Friday, July 12, 2013

Sewage spill contaminates northwest Atlanta creek

Posted By on Fri, Jul 12, 2013 at 12:44 PM

Sewage spill at Tanyard Creek caused a large fish kill
  • Mike Meyer/Chattahoochee Riverkeeper
  • Sewage spill at Tanyard Creek caused a large fish kill

A recent sewage spill at a northwest Atlanta residential complex has polluted Tanyard Creek, a tributary of the Chattahoochee River that runs near a segment of the Atlanta Beltline.

Raw sewage filtered into Tanyard Creek last week after a lift station at the adjacent residential complex shut down. Chattahoochee Riverkeeper executive director Sally Bethea tells CL that Georgia Power shut off the facility's electricity due to unpaid bills. That decision unintentionally caused the development's waste to flow into the creek instead of the city's sewers.

Riverkeeper Watershed Protection Specialist Mike Meyer says that nearly 10,000 gallons of sewage polluted the Collier Hills waterway.
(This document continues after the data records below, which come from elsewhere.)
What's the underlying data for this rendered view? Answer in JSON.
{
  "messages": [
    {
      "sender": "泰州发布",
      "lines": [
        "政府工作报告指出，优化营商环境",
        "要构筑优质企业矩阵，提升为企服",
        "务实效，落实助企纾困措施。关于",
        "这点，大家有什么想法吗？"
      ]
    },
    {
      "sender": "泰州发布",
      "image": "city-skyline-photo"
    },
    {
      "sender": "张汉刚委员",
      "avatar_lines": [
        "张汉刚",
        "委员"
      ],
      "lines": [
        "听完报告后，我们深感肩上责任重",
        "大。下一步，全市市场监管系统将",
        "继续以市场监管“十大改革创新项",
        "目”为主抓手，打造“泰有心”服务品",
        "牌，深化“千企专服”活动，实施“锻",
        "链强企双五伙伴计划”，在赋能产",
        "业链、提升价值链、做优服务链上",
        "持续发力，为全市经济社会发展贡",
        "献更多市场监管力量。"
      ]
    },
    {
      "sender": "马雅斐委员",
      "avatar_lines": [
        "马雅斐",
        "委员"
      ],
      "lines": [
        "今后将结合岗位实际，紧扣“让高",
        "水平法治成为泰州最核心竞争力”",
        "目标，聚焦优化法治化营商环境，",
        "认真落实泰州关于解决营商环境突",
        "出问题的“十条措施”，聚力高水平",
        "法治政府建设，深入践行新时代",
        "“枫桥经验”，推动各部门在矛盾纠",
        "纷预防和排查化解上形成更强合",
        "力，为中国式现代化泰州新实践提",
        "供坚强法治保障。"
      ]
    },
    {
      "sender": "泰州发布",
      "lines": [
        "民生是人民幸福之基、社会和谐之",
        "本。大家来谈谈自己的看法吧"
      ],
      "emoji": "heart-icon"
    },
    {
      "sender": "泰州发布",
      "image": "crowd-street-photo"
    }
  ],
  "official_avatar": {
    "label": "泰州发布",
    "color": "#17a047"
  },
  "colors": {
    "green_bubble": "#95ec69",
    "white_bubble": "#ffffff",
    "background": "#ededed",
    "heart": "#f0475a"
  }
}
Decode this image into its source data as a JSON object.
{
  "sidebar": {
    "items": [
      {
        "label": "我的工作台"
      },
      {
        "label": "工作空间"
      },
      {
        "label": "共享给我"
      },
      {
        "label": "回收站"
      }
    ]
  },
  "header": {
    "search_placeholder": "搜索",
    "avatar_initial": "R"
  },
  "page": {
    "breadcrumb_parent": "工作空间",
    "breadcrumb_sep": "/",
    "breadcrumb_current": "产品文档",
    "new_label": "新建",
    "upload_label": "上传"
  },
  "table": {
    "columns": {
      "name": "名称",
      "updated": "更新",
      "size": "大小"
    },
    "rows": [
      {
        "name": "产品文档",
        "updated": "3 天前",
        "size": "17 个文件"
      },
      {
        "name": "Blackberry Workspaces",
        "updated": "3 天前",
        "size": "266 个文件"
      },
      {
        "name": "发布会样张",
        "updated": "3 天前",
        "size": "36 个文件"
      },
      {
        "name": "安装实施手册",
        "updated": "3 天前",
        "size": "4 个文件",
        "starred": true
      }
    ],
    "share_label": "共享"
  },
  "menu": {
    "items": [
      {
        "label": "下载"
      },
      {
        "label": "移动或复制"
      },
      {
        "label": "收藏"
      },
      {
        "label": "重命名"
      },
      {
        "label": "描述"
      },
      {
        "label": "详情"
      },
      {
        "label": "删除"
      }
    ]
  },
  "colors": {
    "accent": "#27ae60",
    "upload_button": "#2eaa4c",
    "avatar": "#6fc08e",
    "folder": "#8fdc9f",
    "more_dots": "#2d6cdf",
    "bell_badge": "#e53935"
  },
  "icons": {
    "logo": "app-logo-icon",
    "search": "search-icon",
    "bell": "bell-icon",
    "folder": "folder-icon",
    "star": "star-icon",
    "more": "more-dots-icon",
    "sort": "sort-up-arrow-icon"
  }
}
He discovered the spill after being contacted by a Neighborhood Water Watch Program volunteer who collected an irregular test sample that showed extremely high e. coli levels.

Once Meyer tracked down the sewage source up the creek channel, he encountered a "putrid" smell, "gray and nasty" waters, and "groups of 30 to 40" dead fish along the waterway's banks.

"There were no live fish," he says. "It'll take a while for the ecosystem to rebound ... the smell is still there and it will take a while before it can be habituated again."

DWM spokeswoman Cameo Garrett confirmed the spill's location, but says the department played a minimal role because the incident took place on private property. "The Department of Watershed Management located the spill source and contacted Georgia Power to have the electricity restored," she tells CL in an email. "In the interest of public health, we posted spill signs near the creek.

According to a Riverkeeper statement, recent bacteria levels were nearly three times higher than normal, but they have substantially dropped since the spill first occurred. Nevertheless, the environmental organization plans to keep close watch over Tanyard Creek in the coming weeks.

We've sent a line to the Georgia Environmental Protection Division, the agency which DWM says is ultimately responsible for enforcement against the complex. If we hear back, we'll post an update.